Real Madrid coach Zinedine Zidane took full responsibility for Wednesday's shock 0-2 defeat at Wolfsburg in their Champions League quarterfinal first leg.

Madrid went into the game as huge favourites after Saturday's La Liga Clasico win at Barcelona, but were soon 2-0 down through Ricardo Rodriguez's penalty and Max Arnold's close range strike after a lovely team move ripped open the visiting defence.

The Spanish giants still had over an hour to score at least one away goal, but Cristiano Ronaldo had an off night and Wolfsburg goalkeeper Diego Benaglio was comfortable throughout.

The Galactico coach told his postmatch news conference that he personally needed to analyse what he and the team got wrong after a result which came as a total surprise.

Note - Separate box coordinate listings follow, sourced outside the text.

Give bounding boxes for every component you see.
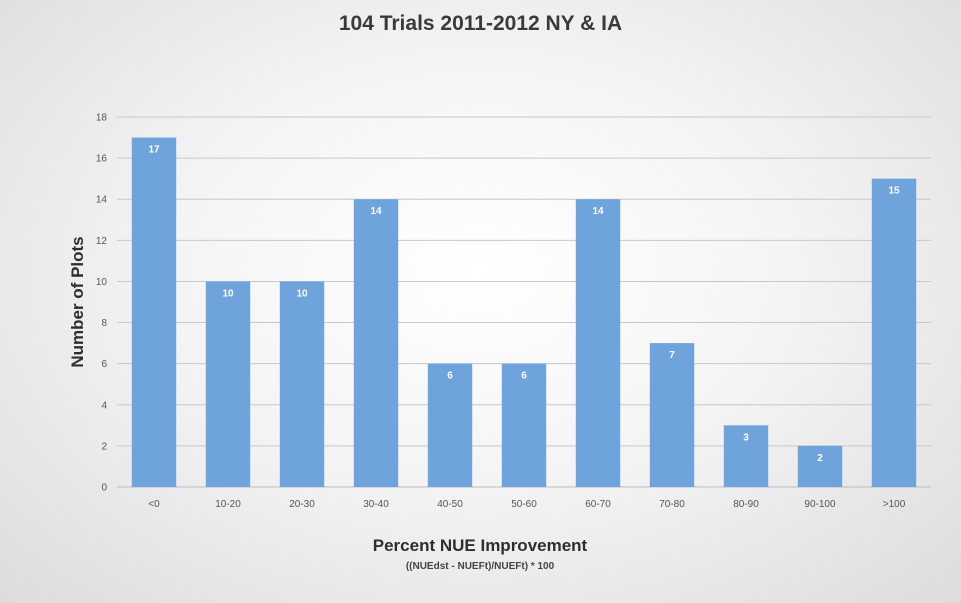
- y-tick-label: 18: [96, 113, 108, 124]
- y-tick-label: 0: [101, 483, 107, 494]
- y-tick-label: 14: [96, 195, 108, 206]
- y-tick-label: 6: [101, 359, 107, 370]
- x-tick-label: >100: [883, 499, 906, 510]
- y-tick-label: 10: [96, 277, 108, 288]
- data-label: 7: [669, 350, 675, 361]
- bar: [723, 425, 769, 487]
- y-tick-label: 2: [101, 441, 107, 452]
- x-tick-label: <0: [148, 499, 160, 510]
- x-axis-title: Percent NUE Improvement: [372, 536, 588, 555]
- bar: [501, 363, 547, 487]
- data-label: 2: [817, 453, 823, 464]
- bar: [279, 281, 325, 487]
- bar: [131, 137, 177, 488]
- data-label: 15: [888, 186, 900, 197]
- x-tick-label: 20-30: [289, 499, 315, 510]
- data-label: 14: [370, 206, 382, 217]
- bar: [871, 178, 917, 487]
- x-tick-label: 30-40: [363, 499, 389, 510]
- x-axis-subtitle: ((NUEdst - NUEFt)/NUEFt) * 100: [405, 561, 555, 572]
- bar: [353, 199, 399, 487]
- x-tick-label: 70-80: [659, 499, 685, 510]
- bar: [649, 343, 695, 487]
- data-label: 6: [447, 371, 453, 382]
- x-tick-label: 90-100: [804, 499, 836, 510]
- x-tick-label: 50-60: [511, 499, 537, 510]
- data-label: 3: [743, 432, 749, 443]
- data-label: 10: [222, 288, 234, 299]
- y-tick-label: 16: [96, 154, 108, 165]
- data-label: 6: [521, 371, 527, 382]
- data-label: 14: [592, 206, 604, 217]
- y-tick-label: 4: [101, 400, 107, 411]
- y-tick-label: 8: [101, 318, 107, 329]
- bar: [205, 281, 251, 487]
- data-label: 17: [148, 145, 160, 156]
- chart-title: 104 Trials 2011-2012 NY & IA: [338, 12, 623, 35]
- x-tick-label: 80-90: [733, 499, 759, 510]
- bar: [427, 363, 473, 487]
- bar: [575, 199, 621, 487]
- x-tick-label: 40-50: [437, 499, 463, 510]
- data-label: 10: [296, 288, 308, 299]
- y-tick-label: 12: [96, 236, 108, 247]
- x-tick-label: 10-20: [215, 499, 241, 510]
- bar: [797, 445, 843, 487]
- x-tick-label: 60-70: [585, 499, 611, 510]
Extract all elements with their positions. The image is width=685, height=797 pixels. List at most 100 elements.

"I have all the responsibility, total, as coach," Zidane said. "We will watch the game again, and analyse it. I am very proud of my players. I am responsible, and must look to see what happened. And I will do that. We had chances, the only thing is we did not get what we wanted here. It is 2-0 and we must accept that. It hurts as we knew it would be difficult, but nobody, including me, expected this."

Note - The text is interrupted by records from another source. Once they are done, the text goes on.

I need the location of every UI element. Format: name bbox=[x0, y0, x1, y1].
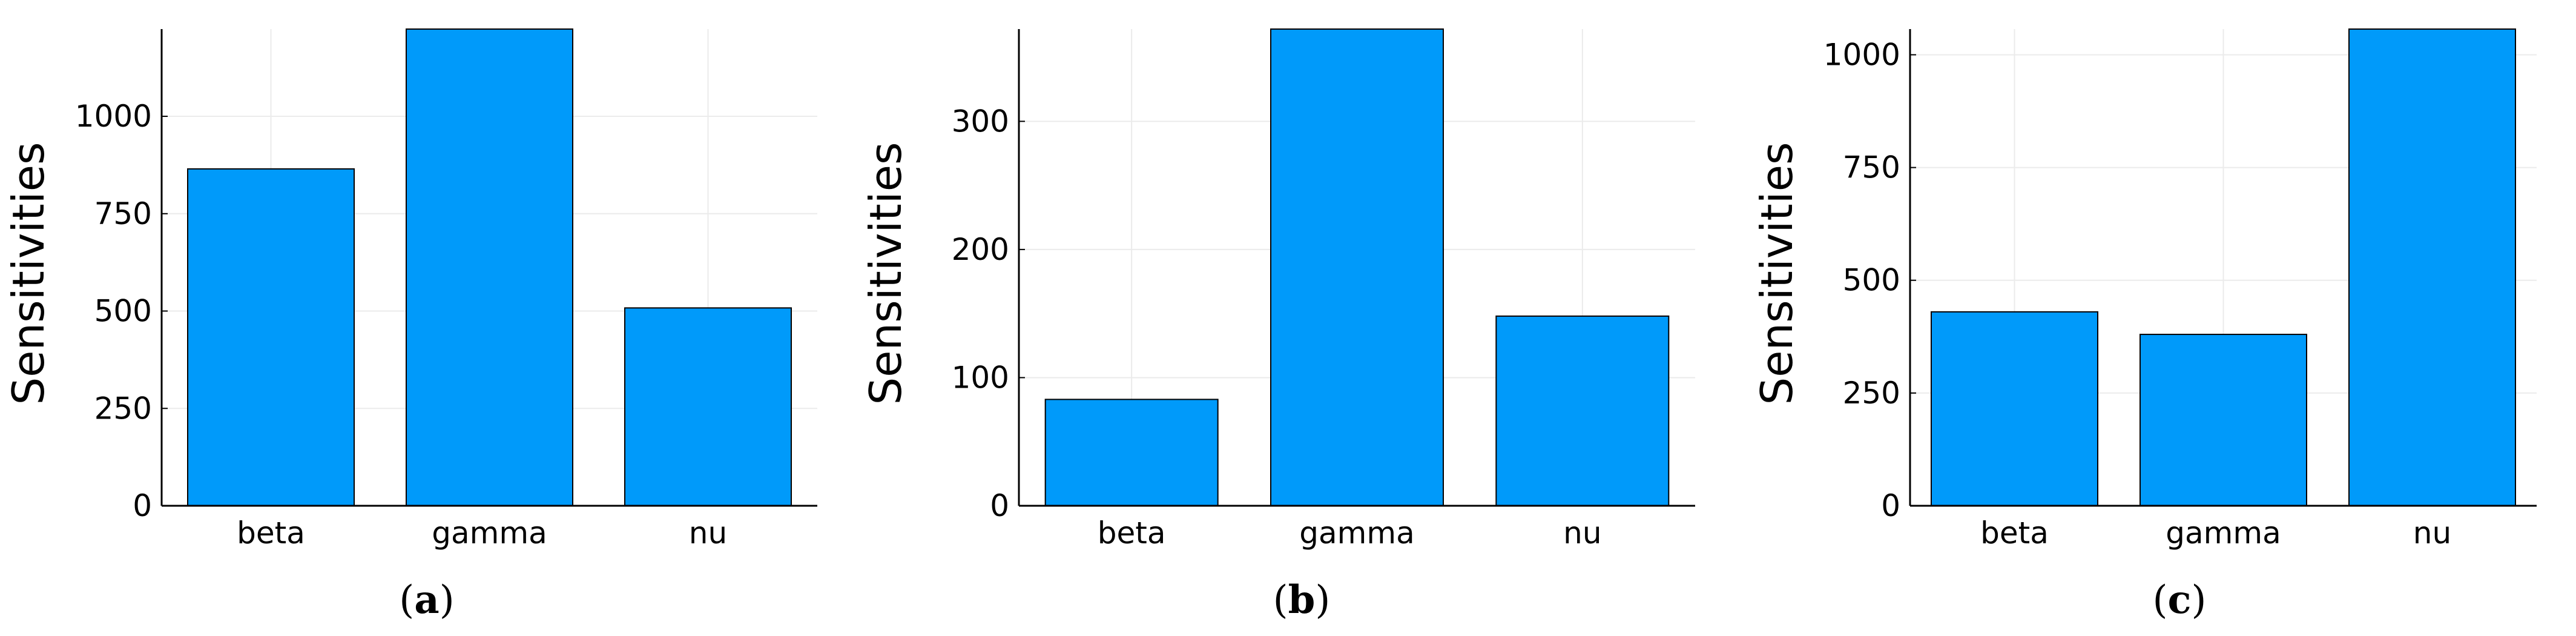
y-tick-label-0: 0 bbox=[1881, 488, 1900, 523]
bar-beta bbox=[187, 168, 355, 506]
y-tick-label-4: 1000 bbox=[1823, 37, 1900, 72]
y-axis-title: Sensitivities bbox=[3, 142, 54, 405]
x-tick-label-beta: beta bbox=[1980, 515, 2049, 551]
bar-nu bbox=[624, 307, 792, 506]
panel-caption-letter: c bbox=[2168, 577, 2192, 623]
y-tick-label-2: 500 bbox=[94, 294, 152, 329]
panel-caption-letter: b bbox=[1288, 577, 1316, 623]
chart-panel-a: 0 250 500 750 1000 beta gamma nu Sensitivities (a… bbox=[3, 28, 817, 623]
x-tick-label-nu: nu bbox=[689, 515, 727, 551]
y-tick-label-4: 1000 bbox=[75, 99, 152, 134]
y-axis-title: Sensitivities bbox=[1751, 142, 1802, 405]
x-tick-label-gamma: gamma bbox=[1299, 515, 1414, 551]
y-tick-label-3: 750 bbox=[94, 196, 152, 231]
bar-beta bbox=[1044, 399, 1219, 506]
panel-caption: (a) bbox=[399, 577, 454, 623]
y-tick-label-2: 200 bbox=[952, 232, 1009, 267]
bar-nu bbox=[2348, 28, 2516, 506]
bar-gamma bbox=[406, 28, 573, 506]
chart-panel-b: 0 100 200 300 beta gamma nu Sensitivities (b) bbox=[860, 28, 1695, 623]
x-tick-label-gamma: gamma bbox=[2166, 515, 2281, 551]
x-tick-label-beta: beta bbox=[1098, 515, 1166, 551]
x-tick-label-beta: beta bbox=[237, 515, 305, 551]
panel-caption-letter: a bbox=[414, 577, 439, 623]
x-tick-label-nu: nu bbox=[2413, 515, 2451, 551]
y-tick-label-1: 100 bbox=[952, 360, 1009, 395]
bar-beta bbox=[1931, 311, 2098, 506]
bar-gamma bbox=[2140, 334, 2307, 507]
x-tick-label-gamma: gamma bbox=[432, 515, 547, 551]
y-tick-label-1: 250 bbox=[1843, 376, 1900, 411]
panel-caption: (c) bbox=[2153, 577, 2207, 623]
bar-nu bbox=[1495, 315, 1670, 506]
bar-gamma bbox=[1270, 28, 1444, 506]
y-axis-title: Sensitivities bbox=[860, 142, 911, 405]
y-tick-label-1: 250 bbox=[94, 391, 152, 426]
y-tick-label-2: 500 bbox=[1843, 263, 1900, 298]
y-tick-label-0: 0 bbox=[133, 488, 152, 523]
x-tick-label-nu: nu bbox=[1563, 515, 1601, 551]
y-tick-label-3: 750 bbox=[1843, 150, 1900, 185]
y-tick-label-0: 0 bbox=[990, 488, 1009, 523]
y-tick-label-3: 300 bbox=[952, 104, 1009, 139]
chart-panel-c: 0 250 500 750 1000 beta gamma nu Sensitivities (c… bbox=[1751, 28, 2537, 623]
panel-caption: (b) bbox=[1273, 577, 1331, 623]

By Zidane's estimation, Madrid's first-half performance was not up to the required intensity or commitment for this stage of the competition.

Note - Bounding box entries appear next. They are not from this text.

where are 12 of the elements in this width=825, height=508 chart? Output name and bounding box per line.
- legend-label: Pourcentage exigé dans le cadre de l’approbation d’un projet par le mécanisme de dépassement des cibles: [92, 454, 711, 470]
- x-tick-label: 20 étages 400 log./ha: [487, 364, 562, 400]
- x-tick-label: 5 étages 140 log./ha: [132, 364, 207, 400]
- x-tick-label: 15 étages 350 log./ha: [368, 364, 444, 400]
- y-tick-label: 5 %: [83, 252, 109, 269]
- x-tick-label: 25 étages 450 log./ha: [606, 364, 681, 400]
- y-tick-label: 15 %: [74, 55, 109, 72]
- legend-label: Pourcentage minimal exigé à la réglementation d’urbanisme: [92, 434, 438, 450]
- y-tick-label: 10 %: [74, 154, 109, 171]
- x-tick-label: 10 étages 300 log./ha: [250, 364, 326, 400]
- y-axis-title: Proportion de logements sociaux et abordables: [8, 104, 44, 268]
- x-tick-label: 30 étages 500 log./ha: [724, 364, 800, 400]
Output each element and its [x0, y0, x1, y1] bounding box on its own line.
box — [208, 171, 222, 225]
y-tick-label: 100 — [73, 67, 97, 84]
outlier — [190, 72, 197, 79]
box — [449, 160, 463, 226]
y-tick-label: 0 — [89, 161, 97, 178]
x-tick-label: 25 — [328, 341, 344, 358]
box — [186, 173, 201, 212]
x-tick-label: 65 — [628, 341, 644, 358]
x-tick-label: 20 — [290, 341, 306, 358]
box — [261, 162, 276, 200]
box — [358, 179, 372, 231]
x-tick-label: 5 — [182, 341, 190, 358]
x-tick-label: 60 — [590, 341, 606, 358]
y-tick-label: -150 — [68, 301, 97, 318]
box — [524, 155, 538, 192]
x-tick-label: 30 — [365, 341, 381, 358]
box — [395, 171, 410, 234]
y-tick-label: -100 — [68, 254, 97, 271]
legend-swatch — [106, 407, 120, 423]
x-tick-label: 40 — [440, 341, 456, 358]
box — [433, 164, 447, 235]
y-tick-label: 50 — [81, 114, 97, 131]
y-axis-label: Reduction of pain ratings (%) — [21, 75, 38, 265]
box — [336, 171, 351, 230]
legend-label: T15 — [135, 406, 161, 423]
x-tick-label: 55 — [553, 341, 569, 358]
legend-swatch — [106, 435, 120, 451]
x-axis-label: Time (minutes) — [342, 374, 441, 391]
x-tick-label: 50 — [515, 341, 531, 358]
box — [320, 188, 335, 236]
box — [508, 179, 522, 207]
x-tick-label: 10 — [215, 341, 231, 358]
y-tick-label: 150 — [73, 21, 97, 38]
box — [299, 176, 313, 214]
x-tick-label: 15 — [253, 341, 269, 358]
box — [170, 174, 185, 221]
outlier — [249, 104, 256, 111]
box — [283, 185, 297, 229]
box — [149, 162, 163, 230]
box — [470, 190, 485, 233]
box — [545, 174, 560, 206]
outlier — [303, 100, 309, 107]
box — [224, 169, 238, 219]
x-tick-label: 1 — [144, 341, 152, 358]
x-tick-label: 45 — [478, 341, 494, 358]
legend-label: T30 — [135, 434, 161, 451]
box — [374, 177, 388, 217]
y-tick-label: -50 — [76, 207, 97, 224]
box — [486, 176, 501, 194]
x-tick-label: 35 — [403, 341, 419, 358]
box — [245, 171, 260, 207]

"We did not start with the necessary intensity for a Champions League game," he said. "We made that mistake. I am not going to go crazy now, as what we have done recently is positive. But this game we cannot be happy with. We will analyse it. It could be [due to] Saturday's game, physically we have suffered, above all in the first half. We lacked, above all, mobility in all the lines, at the start."

Zidane surprisingly started Danilo at right-back and then removed midfield playmakers Luka Modric and Toni Kroos for Isco and James Rodriguez to little avail as the visitors had just one shot on target during the entire second half.

"Danilo had to play too, to rest Dani, and that's it," Zidane said. "I ask the same from them both. I could have changed other players. Nothing to do with Luka, but I had to change something. Then we took off Toni, put in James, you want to see how things will change, nothing else. Today the substitutes did not work, they did not make a difference, for us to score a goal."

Italian referee Gianluca Rocchi enraged Madrid with his penalty decision, after Casemiro had clashed with Andre Schurrle in the box, leading to the opening goal.

"I don't know if it was a penalty, or not," Zidane said. "I am not getting into that."

Madrid's awful night also featured another injury for centre-forward Karim Benzema, who limped out of the action before half time with what appeared to be a knee problem.

"I was asking him if he was okay, and until he said he could not continue, he stayed on the pitch," Zidane said. "When he said he was bad, I changed him."

Los Blancos have a history of stirring second-leg comebacks at their Estadio Santiago Bernabeu, and Zidane said he remained confident that his team could turn the tie around and reach the last four when the teams meet again in Madrid next Tuesday.

"The only thing we can do is be calm," he said. "I am not going to go crazy, the players neither. We are hurting, as to lose always hurts. But now we know we have chance to change this. Being Real Madrid we know we can turn this around at the Bernabeu with our fans."